Con ella fue distinto. Era diferente, nunca sonreía, pero cuando eso pasaba a mí me daban cosquillas y la quería entraña, no novia. Nobles sus ideas, nos divertía a todos por igual. Se ponía roja porque era humilde como los grandes. La mañana de la lluvia, tres horas libres de charlas y risas. Ella, en un rincón, dibujaba cruces en la humedad de la ventana. Le miré las pestañas que le llovían en silencio. Le pregunté, le preguntó su amiga, todos le preguntamos. Sonrió a todos y abrazó a tres al mismo tiempo. Habló con bronca, tapando su historia gritada, pidiendo perdón, por la infamia, la impotencia.

Nosotros éramos sus únicos afectos, dijo. Eso nos hizo responsables. De los abrazos, a la estrategia natural. Como es a los trece. Para cambiar el aire toqué mi guitarra, alguno cantó conmigo. Ella escuchaba con gesto triste, su cuerpo descansaba entre guardapolvos queridos que daban besos en la frente, la mecían como una bebé gigante, lastimada de por vida.

Esta vez nadie se atropelló a la salida. Los varones adelante, con la serenidad de la justicia para lo que no tiene perdón. Las chicas atrás como coreutas protectoras. Un falcon verde la esperaba, el mismo de siempre, quién sabe…usado en otros tiempos. Un hombre viejo, de pelo blanco, le abrió la puerta, ella subió mirando hacia el suelo, abrazándose a sí misma.
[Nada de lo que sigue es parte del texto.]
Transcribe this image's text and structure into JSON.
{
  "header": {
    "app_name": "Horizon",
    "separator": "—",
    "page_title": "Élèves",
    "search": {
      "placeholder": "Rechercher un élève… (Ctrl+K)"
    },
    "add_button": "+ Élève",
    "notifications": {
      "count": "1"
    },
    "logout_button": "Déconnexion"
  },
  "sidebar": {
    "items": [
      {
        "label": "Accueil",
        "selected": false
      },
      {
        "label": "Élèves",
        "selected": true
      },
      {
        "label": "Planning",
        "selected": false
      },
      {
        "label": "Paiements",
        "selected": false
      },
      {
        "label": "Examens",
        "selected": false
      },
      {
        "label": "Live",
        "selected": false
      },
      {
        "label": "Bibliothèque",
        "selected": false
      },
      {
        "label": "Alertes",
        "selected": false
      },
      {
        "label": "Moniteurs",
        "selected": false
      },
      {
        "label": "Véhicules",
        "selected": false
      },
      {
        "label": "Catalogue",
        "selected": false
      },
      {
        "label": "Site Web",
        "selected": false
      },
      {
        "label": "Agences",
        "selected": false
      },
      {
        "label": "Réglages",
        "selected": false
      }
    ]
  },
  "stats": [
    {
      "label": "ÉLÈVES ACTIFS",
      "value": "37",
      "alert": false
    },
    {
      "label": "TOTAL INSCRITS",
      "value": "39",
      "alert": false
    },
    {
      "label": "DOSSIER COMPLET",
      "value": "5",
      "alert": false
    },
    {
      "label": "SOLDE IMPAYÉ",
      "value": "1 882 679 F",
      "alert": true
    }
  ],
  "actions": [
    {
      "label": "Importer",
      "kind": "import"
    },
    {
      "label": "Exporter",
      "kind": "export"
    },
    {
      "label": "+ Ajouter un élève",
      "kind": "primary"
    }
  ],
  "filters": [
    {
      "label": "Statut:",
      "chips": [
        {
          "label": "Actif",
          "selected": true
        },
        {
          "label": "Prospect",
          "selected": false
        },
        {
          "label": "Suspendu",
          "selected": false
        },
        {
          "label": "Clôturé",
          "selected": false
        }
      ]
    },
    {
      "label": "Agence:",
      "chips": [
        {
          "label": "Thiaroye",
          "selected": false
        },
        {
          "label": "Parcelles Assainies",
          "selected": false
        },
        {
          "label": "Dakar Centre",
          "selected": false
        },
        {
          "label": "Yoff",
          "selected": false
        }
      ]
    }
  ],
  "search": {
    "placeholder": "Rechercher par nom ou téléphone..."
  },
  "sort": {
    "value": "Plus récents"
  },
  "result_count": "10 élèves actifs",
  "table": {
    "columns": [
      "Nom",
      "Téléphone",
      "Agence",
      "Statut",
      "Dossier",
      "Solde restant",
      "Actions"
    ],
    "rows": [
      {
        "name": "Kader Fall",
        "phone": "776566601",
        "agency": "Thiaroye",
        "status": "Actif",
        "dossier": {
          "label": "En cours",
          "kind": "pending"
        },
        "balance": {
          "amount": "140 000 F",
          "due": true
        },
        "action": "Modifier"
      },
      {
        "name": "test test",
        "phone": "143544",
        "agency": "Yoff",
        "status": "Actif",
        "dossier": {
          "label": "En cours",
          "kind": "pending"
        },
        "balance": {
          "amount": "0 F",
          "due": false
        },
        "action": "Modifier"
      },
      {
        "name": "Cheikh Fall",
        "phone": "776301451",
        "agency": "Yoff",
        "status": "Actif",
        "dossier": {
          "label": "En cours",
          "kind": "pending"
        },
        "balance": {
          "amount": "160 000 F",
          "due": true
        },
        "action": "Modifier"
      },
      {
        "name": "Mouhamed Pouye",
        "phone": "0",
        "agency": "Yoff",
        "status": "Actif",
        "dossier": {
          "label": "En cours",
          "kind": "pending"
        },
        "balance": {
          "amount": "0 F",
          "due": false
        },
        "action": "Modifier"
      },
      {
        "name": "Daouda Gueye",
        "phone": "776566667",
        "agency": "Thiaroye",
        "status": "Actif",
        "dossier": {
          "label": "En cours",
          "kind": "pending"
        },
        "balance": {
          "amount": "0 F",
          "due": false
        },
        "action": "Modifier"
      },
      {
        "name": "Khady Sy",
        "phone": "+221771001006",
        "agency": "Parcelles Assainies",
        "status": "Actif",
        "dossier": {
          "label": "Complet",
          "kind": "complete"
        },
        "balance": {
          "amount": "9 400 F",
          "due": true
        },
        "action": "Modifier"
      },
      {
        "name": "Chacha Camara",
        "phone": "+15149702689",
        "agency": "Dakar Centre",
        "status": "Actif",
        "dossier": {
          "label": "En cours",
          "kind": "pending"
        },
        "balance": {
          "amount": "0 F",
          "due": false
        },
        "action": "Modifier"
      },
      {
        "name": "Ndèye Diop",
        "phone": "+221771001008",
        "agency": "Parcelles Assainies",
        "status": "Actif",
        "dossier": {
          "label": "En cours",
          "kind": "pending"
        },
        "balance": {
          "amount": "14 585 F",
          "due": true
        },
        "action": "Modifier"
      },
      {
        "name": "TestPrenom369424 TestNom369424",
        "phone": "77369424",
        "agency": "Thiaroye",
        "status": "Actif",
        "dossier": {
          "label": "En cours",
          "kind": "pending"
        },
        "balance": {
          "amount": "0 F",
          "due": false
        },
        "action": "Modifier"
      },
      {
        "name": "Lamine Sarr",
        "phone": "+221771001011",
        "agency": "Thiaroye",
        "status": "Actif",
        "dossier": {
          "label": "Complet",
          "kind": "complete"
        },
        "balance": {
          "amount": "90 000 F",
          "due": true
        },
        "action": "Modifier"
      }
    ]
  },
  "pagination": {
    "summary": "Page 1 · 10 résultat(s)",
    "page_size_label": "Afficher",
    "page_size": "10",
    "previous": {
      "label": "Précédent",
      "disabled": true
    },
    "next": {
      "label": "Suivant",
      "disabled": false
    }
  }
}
El viejo arrancó, nosotros lo rodeamos. Varones y mujeres lo rodeamos, por delante, por atrás, por todos los costados. Nos cruzamos de brazos con las piernas separadas y no pudo avanzar, eran muchos los ojos sobre él. Sin decir nada nos fuimos retirando, en círculo. Yo me quedé delante, un rato más, siempre fui medio retardado.
El viejo estaba tan blanco como su pelo.
Nunca más, nunca más, nunca más le puso una mano encima.
Andando por Buenos Aires la encontré, quedamos en vernos esta noche, vive en Canadá. Vuelve mañana.